Zweig poursuit avec Hitler et sa folie, sa mégalomanie. Sans oublier les bailleurs de fond qui, alors qu’Adolf était encore sans le sou et sans pouvoir, ont armé les nazis, leur ont procuré des uniformes flambant neufs et tout ce dont ils pouvaient avoir besoin dans leur conquête du pays. En tant que juif, il s’inquiétait énormément de la radicalisation de l’Allemagne. Il craignait que ce fascisme ne finisse par franchir la frontière et à s’inviter en Autriche. Avec une prémonition époustouflante, cet homme perspicace a vécu deux fois les drames de l’entre-deux guerres : une fois dans ses pires cauchemars avant qu’ils ne se produisent et une seconde fois dans l’atroce réalité des événements de l’époque.

Dès 1933 et l’arrivée d’Hitler au poste de chancelier, Zweig quitta sa patrie pour l’Angleterre. S’il vécut à l’abri des lois antijuives prises successivement chez lui, il souffrait atrocement de voir sa chère Autriche et les siens restés au pays aux mains des nazis. Car avec le développement des moyens techniques, il n’était plus possible à un homme de se retirer du monde. A chaque instant, une voix à la radio, les manchettes des journaux lui rappelaient ce qu’il cherchait à fuir par tous les moyens.

C’est un homme brisé qui écrit ses lignes bouleversantes. Un homme qui a pris en conscience la terrible décision de se tuer. Parce qu’il avait perdu foi en l’humanité. Parce que ses rêves d’union et d’entente entre les peuples s’étaient évanouis. Parce que le juif traqué qu’il était devenait terriblement las de fuir toujours plus loin.

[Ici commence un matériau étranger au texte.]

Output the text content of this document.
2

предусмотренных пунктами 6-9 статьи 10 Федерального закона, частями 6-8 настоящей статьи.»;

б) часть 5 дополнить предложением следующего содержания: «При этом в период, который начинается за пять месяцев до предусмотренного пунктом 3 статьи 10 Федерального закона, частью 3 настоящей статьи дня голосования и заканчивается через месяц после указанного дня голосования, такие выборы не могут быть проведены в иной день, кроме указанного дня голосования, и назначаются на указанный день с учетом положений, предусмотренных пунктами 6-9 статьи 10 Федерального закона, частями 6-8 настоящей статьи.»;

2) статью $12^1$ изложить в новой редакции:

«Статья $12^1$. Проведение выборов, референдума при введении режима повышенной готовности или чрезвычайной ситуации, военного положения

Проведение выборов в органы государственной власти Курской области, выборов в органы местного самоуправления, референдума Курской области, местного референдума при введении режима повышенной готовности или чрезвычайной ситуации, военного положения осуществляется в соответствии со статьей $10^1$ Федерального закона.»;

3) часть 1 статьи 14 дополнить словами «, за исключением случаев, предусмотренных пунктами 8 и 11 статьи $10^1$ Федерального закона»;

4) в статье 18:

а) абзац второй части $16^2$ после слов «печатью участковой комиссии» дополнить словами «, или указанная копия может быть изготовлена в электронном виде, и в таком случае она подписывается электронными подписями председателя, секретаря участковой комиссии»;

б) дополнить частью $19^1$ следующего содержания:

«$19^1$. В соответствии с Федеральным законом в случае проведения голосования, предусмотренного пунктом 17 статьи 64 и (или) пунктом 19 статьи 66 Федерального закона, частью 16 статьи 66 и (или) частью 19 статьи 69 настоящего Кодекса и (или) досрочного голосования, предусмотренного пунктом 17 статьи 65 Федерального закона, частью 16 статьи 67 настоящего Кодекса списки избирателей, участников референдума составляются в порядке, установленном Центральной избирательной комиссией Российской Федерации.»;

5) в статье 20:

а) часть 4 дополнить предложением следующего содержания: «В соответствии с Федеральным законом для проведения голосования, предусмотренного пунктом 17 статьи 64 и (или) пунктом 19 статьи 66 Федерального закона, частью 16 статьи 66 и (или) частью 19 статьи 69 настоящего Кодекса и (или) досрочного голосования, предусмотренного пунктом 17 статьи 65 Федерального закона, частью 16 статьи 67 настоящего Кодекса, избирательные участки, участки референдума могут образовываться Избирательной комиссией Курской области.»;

Pour trouver enfin la paix.

Le monde d’hier est un livre terrible et magnifique à la fois. On découvre un Stefan Zweig profondément humain, attentif aux autres, souffrant avec eux, se battant pour eux avec toute l’énergie de sa célébrité, usant chaque fois que possible de son influence, de sa richesse pour soulager son prochain de ses maux. En 500 pages, Zweig parle assez peu de lui pour se concentrer sur son époque et ses contemporains qu’il aime plus que lui-même. Sans cesse à l’écoute, il choisit toujours de rester dans l’ombre, s’assoit au dernier rang quand il entre dans une salle de spectacle, sort peu. Tout au long de son récit, il rend hommage au talent, au génie des grands hommes qu’il rencontre tout en refusant de considérer ses propres atouts. Le lecteur croise ainsi la route d’Emile Verhaeren, de Romain Rolland, de Thomas Mann, de James Joyce, de Rainer Maria Rilke, de Freud, de Dali et de bien d’autres encore.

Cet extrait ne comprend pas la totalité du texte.